Published online by Cambridge University Press: 03 May 2010
Climatic changes in the past
The climate on earth has changed throughout the evolution of our planetary system over about 4500 million years. Sometimes these changes have been rapid. During other periods they have been slow, hardly noticeable over millions of years, as far as we can judge from the evidence that is found to-day in rocks and sediments. To be able to discuss possible future climates we must understand the mechanisms behind past changes. The climatic system is too complex for us to rely merely on simple extrapolation of observed trends and variations or theoretical models that have not been tested against past data.
We know the gross features of climatic change on earth during the last major geological epochs, i.e. during the last few hundred million years.
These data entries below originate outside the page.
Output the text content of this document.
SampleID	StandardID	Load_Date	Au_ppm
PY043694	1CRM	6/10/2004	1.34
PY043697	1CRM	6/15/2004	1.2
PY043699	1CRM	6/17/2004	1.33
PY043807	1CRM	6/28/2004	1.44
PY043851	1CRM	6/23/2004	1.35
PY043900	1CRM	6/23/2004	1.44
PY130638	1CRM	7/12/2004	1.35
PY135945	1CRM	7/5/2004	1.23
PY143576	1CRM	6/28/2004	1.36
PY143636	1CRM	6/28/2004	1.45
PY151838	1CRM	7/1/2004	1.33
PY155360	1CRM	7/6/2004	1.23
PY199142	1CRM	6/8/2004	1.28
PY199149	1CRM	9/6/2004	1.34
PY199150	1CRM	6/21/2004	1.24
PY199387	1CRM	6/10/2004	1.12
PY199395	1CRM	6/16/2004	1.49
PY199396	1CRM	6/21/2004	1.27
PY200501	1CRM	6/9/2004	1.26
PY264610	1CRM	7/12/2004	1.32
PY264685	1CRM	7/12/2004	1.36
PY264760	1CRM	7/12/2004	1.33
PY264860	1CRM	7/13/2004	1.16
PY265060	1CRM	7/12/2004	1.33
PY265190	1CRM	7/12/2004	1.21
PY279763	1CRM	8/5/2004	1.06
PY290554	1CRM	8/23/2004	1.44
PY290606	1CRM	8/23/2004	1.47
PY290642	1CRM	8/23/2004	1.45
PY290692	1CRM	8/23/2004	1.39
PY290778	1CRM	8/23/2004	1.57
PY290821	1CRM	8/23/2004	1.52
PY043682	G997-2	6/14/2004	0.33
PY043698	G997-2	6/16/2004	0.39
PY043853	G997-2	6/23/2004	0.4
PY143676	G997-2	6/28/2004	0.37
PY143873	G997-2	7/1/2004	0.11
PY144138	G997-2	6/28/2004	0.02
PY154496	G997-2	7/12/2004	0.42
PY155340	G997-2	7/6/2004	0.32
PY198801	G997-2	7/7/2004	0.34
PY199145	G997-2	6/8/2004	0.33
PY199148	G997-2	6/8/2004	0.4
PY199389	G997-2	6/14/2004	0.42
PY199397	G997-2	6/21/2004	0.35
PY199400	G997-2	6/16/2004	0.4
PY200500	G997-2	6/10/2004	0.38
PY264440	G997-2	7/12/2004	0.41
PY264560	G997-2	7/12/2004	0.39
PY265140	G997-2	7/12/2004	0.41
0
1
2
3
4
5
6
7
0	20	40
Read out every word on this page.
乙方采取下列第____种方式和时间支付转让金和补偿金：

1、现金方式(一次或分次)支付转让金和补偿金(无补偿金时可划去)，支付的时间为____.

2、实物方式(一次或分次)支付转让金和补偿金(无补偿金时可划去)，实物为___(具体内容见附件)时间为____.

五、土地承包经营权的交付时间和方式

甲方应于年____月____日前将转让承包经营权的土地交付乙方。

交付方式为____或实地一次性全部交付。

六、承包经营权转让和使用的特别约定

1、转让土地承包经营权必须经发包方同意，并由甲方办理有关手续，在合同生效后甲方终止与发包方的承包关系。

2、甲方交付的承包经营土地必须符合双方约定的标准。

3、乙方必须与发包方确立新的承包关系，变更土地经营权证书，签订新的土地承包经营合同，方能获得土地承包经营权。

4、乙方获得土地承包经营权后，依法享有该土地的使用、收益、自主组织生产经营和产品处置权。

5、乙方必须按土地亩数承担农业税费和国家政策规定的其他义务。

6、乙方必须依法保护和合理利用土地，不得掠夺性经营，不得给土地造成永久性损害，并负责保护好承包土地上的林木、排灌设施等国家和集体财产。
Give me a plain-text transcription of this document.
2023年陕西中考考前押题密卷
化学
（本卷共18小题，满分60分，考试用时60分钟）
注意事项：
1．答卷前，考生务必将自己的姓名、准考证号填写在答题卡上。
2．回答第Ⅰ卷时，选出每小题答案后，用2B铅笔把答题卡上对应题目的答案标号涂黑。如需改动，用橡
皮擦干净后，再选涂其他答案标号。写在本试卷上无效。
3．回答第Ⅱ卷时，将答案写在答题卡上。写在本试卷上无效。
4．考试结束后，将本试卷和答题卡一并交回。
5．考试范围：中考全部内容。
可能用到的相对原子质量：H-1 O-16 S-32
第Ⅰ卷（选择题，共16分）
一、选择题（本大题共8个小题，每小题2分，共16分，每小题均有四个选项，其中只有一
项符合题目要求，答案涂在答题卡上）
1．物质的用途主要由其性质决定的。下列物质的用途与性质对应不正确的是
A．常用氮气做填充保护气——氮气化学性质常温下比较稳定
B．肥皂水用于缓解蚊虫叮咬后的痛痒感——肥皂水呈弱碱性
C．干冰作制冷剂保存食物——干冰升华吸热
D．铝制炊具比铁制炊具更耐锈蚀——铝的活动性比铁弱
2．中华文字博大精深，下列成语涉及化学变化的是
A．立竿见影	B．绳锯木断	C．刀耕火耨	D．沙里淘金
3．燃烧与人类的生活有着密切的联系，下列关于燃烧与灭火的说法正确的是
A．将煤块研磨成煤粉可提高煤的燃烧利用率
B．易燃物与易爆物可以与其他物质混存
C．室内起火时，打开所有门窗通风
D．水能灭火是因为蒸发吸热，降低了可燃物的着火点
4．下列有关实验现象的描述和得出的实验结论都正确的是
These have been determined by analyses of the abundance of the oxygen-18 isotope in remains of planktonic micro-organisms (foraminifera). The ratio of oxygen-18 to the normal isotope, oxygen-16, reflects water temperature and global ice volume. High proportions of oxygen-18 correspond to glacial periods when more of the lighter isotope oxygen-16 was locked up in ice. These analyses reveal that water temperatures in the deep layers of the oceans have been close to zero degrees only during the last few million years, i.e. the Quaternary period, and also that ocean surface temperatures were probably higher during these earlier periods than they are today (Fig. 7.1). Presumably the climate on land was also significantly different from to-day.
A much more detailed record of the proportion of oxygen present as oxygen-18 for the Quaternary period shows marked variations on much shorter timescales.